Аудитория сообщений (сообщество адресатов в современном обществе) фрагментирована (эксперты-ЛОМы и их умная аудитория, обыватели, молодежь и др.), и каждый из фрагментов идентифицирует правдивость vs ложность сообщений о событиях исходя из разных критериев и атрибутов. Из последних выделю, например, форму (пост в ФБ, передовица газеты, тв-репортаж), авторитетность автора, надежность источника, эпичная парадоксальность автора (примитивный сюжетный паттерн – шут-Джокер говорит только правду), критерий общедоступности и значимости (если я не общедоступен и не значим, транслируемая мною информация, равно как и созданный мною фейк остается незначимым, недостойным ни внимания, ни верификации).
Рассмотрю уже использованный пример. Дед Обамы освобождал Освенцим – это неправда для эксперта и его умной аудитории. Для них он в лучшем случае мог участвовать в освобождении Маутхаузена.
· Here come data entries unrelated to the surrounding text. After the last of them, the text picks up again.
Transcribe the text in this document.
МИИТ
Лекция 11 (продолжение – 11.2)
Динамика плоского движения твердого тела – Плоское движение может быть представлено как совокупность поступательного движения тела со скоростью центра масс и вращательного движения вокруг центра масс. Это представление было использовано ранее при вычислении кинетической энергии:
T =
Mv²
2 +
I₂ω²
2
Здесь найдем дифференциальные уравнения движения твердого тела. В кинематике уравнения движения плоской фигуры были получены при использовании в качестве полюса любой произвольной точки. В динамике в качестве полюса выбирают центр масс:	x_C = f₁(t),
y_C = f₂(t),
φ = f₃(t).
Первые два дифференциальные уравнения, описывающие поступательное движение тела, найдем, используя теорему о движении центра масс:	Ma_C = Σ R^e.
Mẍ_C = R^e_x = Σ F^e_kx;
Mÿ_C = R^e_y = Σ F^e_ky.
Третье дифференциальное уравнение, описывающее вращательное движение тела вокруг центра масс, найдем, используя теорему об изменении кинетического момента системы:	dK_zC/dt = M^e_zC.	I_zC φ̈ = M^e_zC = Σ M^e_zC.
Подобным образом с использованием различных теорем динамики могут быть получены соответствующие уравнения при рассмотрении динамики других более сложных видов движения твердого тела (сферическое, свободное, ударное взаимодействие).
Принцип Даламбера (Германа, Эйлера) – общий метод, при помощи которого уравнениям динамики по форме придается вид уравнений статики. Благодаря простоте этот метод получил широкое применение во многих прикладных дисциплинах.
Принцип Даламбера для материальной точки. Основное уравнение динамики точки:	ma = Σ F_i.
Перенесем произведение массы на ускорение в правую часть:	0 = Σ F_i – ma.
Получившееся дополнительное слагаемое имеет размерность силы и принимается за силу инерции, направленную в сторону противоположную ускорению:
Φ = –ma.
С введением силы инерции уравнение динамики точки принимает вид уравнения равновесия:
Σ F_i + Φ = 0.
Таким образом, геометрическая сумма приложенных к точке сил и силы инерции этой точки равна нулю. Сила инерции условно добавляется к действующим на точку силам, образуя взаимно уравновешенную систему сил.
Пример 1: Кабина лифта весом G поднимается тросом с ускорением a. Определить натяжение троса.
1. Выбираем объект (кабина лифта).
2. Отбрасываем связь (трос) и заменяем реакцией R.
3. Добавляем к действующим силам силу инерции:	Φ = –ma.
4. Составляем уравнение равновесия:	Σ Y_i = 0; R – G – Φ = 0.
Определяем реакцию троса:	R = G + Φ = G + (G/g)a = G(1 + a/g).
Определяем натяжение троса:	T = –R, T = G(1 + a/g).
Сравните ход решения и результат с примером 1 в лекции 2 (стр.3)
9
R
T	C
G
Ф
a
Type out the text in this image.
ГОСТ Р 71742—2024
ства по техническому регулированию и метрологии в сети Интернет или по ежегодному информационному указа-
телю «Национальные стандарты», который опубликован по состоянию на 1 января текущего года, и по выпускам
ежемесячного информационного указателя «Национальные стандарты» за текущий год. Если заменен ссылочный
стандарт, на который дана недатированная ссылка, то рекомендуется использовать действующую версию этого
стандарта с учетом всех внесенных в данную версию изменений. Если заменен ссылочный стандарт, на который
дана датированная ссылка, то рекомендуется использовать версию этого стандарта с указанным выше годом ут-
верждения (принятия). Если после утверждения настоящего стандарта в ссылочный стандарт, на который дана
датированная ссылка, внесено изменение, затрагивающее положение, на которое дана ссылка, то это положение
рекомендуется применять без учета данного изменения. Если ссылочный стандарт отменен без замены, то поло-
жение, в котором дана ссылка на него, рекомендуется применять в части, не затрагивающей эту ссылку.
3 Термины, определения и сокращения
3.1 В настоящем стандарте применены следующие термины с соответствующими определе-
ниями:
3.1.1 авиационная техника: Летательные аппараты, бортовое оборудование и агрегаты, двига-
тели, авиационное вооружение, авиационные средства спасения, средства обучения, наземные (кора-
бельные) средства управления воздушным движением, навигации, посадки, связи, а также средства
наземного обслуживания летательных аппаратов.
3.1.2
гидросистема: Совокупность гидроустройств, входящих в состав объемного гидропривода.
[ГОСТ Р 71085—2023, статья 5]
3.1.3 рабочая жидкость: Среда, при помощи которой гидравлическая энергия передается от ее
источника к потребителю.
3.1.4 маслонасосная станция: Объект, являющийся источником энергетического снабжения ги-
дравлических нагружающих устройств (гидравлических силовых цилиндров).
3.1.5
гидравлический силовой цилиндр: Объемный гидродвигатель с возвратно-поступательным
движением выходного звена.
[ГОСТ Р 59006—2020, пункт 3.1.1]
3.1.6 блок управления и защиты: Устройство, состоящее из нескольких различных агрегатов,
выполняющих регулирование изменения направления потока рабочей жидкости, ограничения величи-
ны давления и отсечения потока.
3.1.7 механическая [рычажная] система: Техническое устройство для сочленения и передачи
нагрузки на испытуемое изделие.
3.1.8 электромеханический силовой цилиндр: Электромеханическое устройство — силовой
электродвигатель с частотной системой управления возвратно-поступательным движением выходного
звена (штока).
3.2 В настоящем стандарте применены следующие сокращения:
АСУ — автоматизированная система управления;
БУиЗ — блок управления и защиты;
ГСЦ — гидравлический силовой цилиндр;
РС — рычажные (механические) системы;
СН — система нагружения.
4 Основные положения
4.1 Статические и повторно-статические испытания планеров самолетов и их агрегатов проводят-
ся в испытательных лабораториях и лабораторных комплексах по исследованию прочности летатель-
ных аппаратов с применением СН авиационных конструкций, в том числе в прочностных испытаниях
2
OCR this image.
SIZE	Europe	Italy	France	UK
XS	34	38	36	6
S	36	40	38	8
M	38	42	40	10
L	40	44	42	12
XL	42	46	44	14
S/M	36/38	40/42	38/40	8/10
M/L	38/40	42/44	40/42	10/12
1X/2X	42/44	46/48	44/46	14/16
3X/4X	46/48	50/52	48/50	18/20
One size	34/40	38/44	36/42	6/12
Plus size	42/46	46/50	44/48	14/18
Пропозиция этого сообщения – дед президента США освобождал узников фашистского концлагеря – есть правда для остального подавляющего большинства, и это действительно есть правда, а не фейк для них еще и потому, что президент США не стал бы говорить неправду на столь трогательные темы. Здесь можно было бы сказать, что политикам свойственно лгать и что президент Никсон один из самых известных лжецов в истории, но об этом вновь знают эксперты и их умная аудитория.
В итоге, фейк регистрируют эксперты и верификаторы, а подавляющее большинство адресатов ставят знак равенства между фейком и не-фейком. Обратный пример: для верящего в освобождение дедом Обамы Освенцима усредненного обывателя какое-нибудь заурядное заявление того же президента Обамы о том, что он надеется на то, что на заседании ФРС США не будет поднята ставка рефинансирования – чистой воды фейк, ложное событие, потому что «все они одна контора и все это надувательство».